The order of magnitude variation between these lower and higher estimated resources in DSF reflects a greater degree of uncertainty in comparison to oil and gas fields. Pre-existing knowledge (and data) for DSF is frequently less detailed than that available for oil and gas fields, and there is still a debate about the degree to which pressure effects could determine storage resources in DSF. However, the lower Atlas V estimate is based on conservative assumptions and yet still outlines a huge potential resource in comparison to CO2 emissions sources in the US and climate mitigation targets.
Two RCSP Phase III projects have so far injected into DSF:
- Decatur (MGSC partnership, http://www.sequestration.org/)
- Citronelle (SECARB partnership,http://www.secarbon.org/)
A third DSF project, Kevin Dome in Montana (Big Sky partnership) has not yet commenced injection.

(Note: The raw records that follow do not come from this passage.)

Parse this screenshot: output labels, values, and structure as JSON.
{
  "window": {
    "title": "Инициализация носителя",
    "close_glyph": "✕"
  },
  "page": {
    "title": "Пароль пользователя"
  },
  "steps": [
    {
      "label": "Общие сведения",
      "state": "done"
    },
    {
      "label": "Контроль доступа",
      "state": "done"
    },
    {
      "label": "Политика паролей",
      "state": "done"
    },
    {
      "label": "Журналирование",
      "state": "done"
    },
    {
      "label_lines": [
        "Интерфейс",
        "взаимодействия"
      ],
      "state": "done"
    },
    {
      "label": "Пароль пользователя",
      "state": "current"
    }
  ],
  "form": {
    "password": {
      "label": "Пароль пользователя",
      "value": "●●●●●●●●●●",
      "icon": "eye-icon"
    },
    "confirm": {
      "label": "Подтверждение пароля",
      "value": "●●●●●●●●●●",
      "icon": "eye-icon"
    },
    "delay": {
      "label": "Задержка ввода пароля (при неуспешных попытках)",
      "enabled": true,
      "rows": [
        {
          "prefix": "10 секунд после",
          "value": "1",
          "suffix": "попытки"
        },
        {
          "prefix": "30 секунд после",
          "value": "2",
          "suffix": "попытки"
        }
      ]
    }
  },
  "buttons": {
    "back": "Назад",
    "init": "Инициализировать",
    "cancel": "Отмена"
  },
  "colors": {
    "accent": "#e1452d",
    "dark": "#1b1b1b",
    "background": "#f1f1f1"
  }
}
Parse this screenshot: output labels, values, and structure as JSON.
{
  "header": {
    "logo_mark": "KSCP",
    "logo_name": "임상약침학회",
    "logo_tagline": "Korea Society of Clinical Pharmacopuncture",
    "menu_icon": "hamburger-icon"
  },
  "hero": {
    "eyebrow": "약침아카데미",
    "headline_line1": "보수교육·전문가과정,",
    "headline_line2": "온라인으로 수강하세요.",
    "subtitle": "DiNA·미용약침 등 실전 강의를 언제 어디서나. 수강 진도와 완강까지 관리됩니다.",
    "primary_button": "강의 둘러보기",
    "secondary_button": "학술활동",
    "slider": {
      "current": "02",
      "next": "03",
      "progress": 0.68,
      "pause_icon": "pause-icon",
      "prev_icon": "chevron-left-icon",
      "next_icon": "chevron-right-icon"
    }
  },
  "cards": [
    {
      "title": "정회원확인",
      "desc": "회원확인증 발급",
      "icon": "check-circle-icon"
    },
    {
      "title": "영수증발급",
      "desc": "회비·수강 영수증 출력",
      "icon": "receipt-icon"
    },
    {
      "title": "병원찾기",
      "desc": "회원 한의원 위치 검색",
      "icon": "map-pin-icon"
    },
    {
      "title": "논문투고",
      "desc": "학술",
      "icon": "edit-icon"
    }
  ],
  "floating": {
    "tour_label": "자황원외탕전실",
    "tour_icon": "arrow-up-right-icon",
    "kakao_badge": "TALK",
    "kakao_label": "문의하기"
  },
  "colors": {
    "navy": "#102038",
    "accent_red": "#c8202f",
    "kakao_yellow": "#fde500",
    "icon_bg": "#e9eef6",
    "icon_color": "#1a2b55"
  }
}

The publication of Atlas V builds on previous editions in showing that very large storage resources are present within onshore USA and Canada, capable of supporting CCS deployment for many decades to come. The resource mapping illustrated in Atlas V, as with all such regional studies, is not however a substitute for the detailed site investigations required to characterise commercial storage projects with sufficient confidence for final investment decisions.
The RCSP Phase III large scale demonstration projects described in Atlas V further demonstrate that secure industrial scale storage of anthropogenic CO2 can be achieved with existing technology and risk management procedures.